UPPER DUBLIN, Pennsylvania (WPVI) -- For years, hormone therapy was off the table for easing the symptoms of menopause.

But lately, it's getting a second look.

For Stephanie Rosenfeld, menopause came early and hit hard after cancer treatment.

"It was the hot flashes. It was the mood swings. It was the inability to focus," Stephanie recalls.

She says the brain fog was especially difficult, affecting both work and family life.

"You kept walking away from things, and things would take you twice as long," she adds.

After first being told to just deal with the symptoms, friends urged her to search for other solutions.

She found them with Temple Health gynecologist Dr.
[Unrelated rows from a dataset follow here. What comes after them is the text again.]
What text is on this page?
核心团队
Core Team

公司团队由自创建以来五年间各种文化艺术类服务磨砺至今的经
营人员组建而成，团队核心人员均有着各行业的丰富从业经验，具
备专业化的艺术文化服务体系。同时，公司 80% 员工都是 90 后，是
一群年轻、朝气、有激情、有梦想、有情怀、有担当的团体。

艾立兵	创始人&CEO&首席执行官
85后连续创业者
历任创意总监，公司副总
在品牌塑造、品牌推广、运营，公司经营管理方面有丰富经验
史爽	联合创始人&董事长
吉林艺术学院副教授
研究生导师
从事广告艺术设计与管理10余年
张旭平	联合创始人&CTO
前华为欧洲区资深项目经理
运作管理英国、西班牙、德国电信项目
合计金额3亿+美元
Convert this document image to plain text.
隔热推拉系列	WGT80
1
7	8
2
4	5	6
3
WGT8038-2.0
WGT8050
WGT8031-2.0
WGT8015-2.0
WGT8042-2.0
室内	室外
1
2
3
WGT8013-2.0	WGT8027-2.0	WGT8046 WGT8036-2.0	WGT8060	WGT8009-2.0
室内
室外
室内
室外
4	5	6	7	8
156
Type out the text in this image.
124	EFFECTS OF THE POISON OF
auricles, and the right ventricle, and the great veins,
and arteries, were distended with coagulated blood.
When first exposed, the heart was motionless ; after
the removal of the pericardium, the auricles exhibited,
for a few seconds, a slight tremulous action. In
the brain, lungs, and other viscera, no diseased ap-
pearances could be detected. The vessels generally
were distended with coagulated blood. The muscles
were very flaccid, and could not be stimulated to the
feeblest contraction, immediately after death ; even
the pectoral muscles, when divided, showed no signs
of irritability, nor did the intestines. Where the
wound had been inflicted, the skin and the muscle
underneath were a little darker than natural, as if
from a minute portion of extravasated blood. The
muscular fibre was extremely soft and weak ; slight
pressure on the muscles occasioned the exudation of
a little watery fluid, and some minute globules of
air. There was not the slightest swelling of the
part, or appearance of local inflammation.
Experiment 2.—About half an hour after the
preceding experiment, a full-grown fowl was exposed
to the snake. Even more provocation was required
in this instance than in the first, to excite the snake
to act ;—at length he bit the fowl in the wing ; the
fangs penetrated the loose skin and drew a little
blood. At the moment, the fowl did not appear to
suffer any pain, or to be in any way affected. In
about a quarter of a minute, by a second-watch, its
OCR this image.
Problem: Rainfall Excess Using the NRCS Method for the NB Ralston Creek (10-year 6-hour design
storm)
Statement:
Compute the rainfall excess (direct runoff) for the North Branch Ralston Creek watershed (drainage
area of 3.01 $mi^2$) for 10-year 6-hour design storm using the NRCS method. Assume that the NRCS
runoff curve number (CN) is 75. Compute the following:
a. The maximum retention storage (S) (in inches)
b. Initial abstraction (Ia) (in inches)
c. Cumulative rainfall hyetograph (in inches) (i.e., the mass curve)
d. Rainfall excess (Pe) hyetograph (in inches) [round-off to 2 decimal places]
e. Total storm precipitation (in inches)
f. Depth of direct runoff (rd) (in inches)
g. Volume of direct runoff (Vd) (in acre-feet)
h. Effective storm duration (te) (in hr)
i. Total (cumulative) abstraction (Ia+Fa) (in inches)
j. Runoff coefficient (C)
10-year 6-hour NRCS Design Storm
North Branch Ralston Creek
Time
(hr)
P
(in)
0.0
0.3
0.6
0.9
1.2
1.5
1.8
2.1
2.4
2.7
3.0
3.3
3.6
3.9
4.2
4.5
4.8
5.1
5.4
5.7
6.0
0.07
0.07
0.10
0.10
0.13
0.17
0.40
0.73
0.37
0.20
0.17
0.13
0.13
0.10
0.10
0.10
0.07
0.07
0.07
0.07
Debra Somers.

Dr. Somers says the 2002 Women's Health Initiative study, which branded hormone replacement therapy as risky, was misleading and distorted, off by a factor of 10,000.

She says it exaggerated the breast cancer risk.

"They're quoting a 30% increased risk of breast cancer, when in actuality, the increased risk of breast cancer was .08 %," she notes.

The WHI study also reported higher rates of heart attacks and stroke.

However, 70 percent of the participants were over age 60 - a decade past menopause.

"So what happened is they already had plaque buildup," Dr. Somers explains, meaning many were already developing heart disease.

But a 2012 analysis said that starting hormone replacement within 10 years of menopause actually cut heart disease 48 percent, and the chance of death by 30 percent.

Dr. Somers says hormone therapy has many forms and types.

"There's the pills. There's a patch. There are pellets," she says.

She favors conjugated estrogen products, not the estradiol ones.

And there's no time limit on them.

"I have women in their 80s and 90s on their hormones," Dr. Somers says proudly.

Stephanie says her hot flashes are gone without risking a new cancer.

"The energy level is back. I'm back to being at the gym 4 or 5 days a week. I'm back to keeping up with my teenage daughters," she says.

Stephanie wishes she'd pushed for answers earlier, and urges other women to advocate for themselves.

Dr. Somers urges women to find a health care provider who listens to you.

"You can't listen to everything that's out there, you have to do what's best for you," she advises.